A esto se sumaron cuestionamientos por el estilo de vida ostentoso que habría mostrado durante su función pública:

“No se conoce su trabajo privado y representa a la masa trabajadora… no cayó nada bien”, expresó un dirigente departamental visiblemente molesto.


Virginia Morales: “más redes que gestión”

En el caso de la concejal Virginia Morales, el malestar apunta a lo que en el PJ califican como una gestión liviana y sin profundidad en los temas relevantes del Concejo.

Según relataron, muchos dentro del espacio habían apostado por ella, pero sienten que “se quedaron con las manos vacías”.

La misma fuente apuntó:

“Teniendo la posibilidad de tener asesores, ni siquiera tuvo la delicadeza de solicitarlos… decadente”.

El reclamo generalizado es que priorizó su presencia en redes sociales por sobre la labor legislativa, y que no mostró la evolución esperada en su formación como edil.


Un PJ que se sigue desgastando

Los cuestionamientos internos, dicen, no sorprenden: forman parte de un proceso de desgaste que el peronismo local arrastra desde hace años, mientras pierde relevancia en distintos frentes.

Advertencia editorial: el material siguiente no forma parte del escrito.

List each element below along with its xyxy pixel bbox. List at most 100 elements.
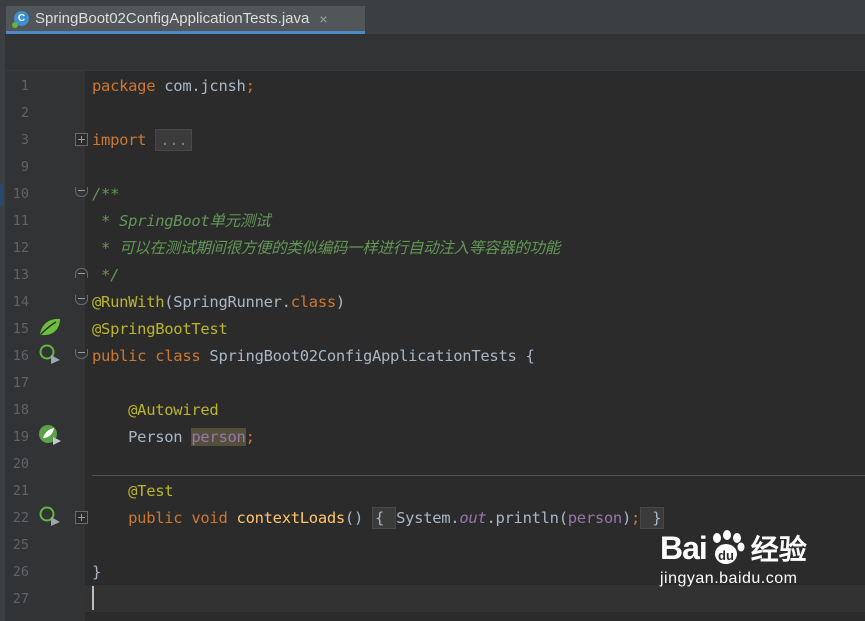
code-token: ; [245,77,255,95]
code-token: /** [92,185,120,203]
watermark-suffix: 经验 [750,533,807,566]
code-text[interactable]: } [92,559,101,586]
code-line: 17 [0,370,865,397]
line-number[interactable]: 2 [5,100,29,127]
line-number[interactable]: 18 [5,397,29,424]
line-number[interactable]: 3 [5,127,29,154]
code-token: public void [128,509,237,527]
tab-springboot02-config-application-tests[interactable]: SpringBoot02ConfigApplicationTests.java … [6,6,365,34]
line-number[interactable]: 26 [5,559,29,586]
baidu-jingyan-watermark: Bai du 经验 jingyan.baidu.com [660,528,860,604]
code-text[interactable]: public void contextLoads() { System.out.… [92,505,665,532]
code-line: 13 */ [0,262,865,289]
code-text[interactable]: * 可以在测试期间很方便的类似编码一样进行自动注入等容器的功能 [92,235,560,262]
svg-text:du: du [718,548,734,563]
line-number[interactable]: 16 [5,343,29,370]
code-text[interactable]: public class SpringBoot02ConfigApplicati… [92,343,535,370]
code-token: @Test [128,482,174,500]
line-number[interactable]: 20 [5,451,29,478]
tab-close-icon[interactable]: × [319,11,327,27]
code-token: } [92,563,102,581]
folded-code-placeholder[interactable]: ... [155,129,193,151]
code-text[interactable]: @SpringBootTest [92,316,228,343]
code-token: @SpringBootTest [92,320,228,338]
code-line: 10 /** [0,181,865,208]
line-number[interactable]: 17 [5,370,29,397]
code-text[interactable]: @Test [92,478,173,505]
line-number[interactable]: 9 [5,154,29,181]
code-line: 11 * SpringBoot单元测试 [0,208,865,235]
code-token: (SpringRunner. [164,293,291,311]
code-token: @Autowired [128,401,219,419]
line-number[interactable]: 19 [5,424,29,451]
code-text[interactable]: * SpringBoot单元测试 [92,208,270,235]
baidu-paw-icon: du [712,530,745,564]
java-class-icon [12,11,29,28]
code-line: 18 @Autowired [0,397,865,424]
code-token: ) [335,293,345,311]
text-caret [92,586,94,610]
code-token: System. [396,509,460,527]
code-line: 12 * 可以在测试期间很方便的类似编码一样进行自动注入等容器的功能 [0,235,865,262]
tab-title: SpringBoot02ConfigApplicationTests.java [35,10,310,27]
fold-expand-icon[interactable] [75,133,88,146]
code-text[interactable]: package com.jcnsh; [92,73,255,100]
code-token: ) [621,509,631,527]
code-text[interactable]: @Autowired [92,397,219,424]
fold-end-icon[interactable] [75,268,88,278]
code-text[interactable]: Person person; [92,424,255,451]
code-token: * SpringBoot单元测试 [92,212,271,230]
line-number[interactable]: 1 [5,73,29,100]
line-number[interactable]: 12 [5,235,29,262]
code-token: * 可以在测试期间很方便的类似编码一样进行自动注入等容器的功能 [92,239,560,257]
code-token: person [567,509,623,527]
code-line: 3 import ... [0,127,865,154]
code-token: .println( [486,509,568,527]
code-token: package [92,77,165,95]
code-text[interactable]: @RunWith(SpringRunner.class) [92,289,345,316]
method-name: contextLoads [236,509,346,527]
watermark-url: jingyan.baidu.com [660,570,798,587]
run-test-icon[interactable] [38,343,62,365]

Al final, se capacitaron y vivieron de la plata del pueblo, pero poco le dieron al partido o a la gente”, remató la fuente consultada.

En un contexto en el que basta revisar las sesiones del Concejo para ver quién trabaja y quién no, las críticas parecieran tener sustento concreto.


Mirando hacia adelante

A partir de marzo, con la nueva conformación del Concejo Deliberante, muchos esperan un cambio de aire:
“Escoba nueva siempre barre bien”, deslizaron en el cierre.

Habrá que ver si el recambio trae renovación… o más de lo mismo.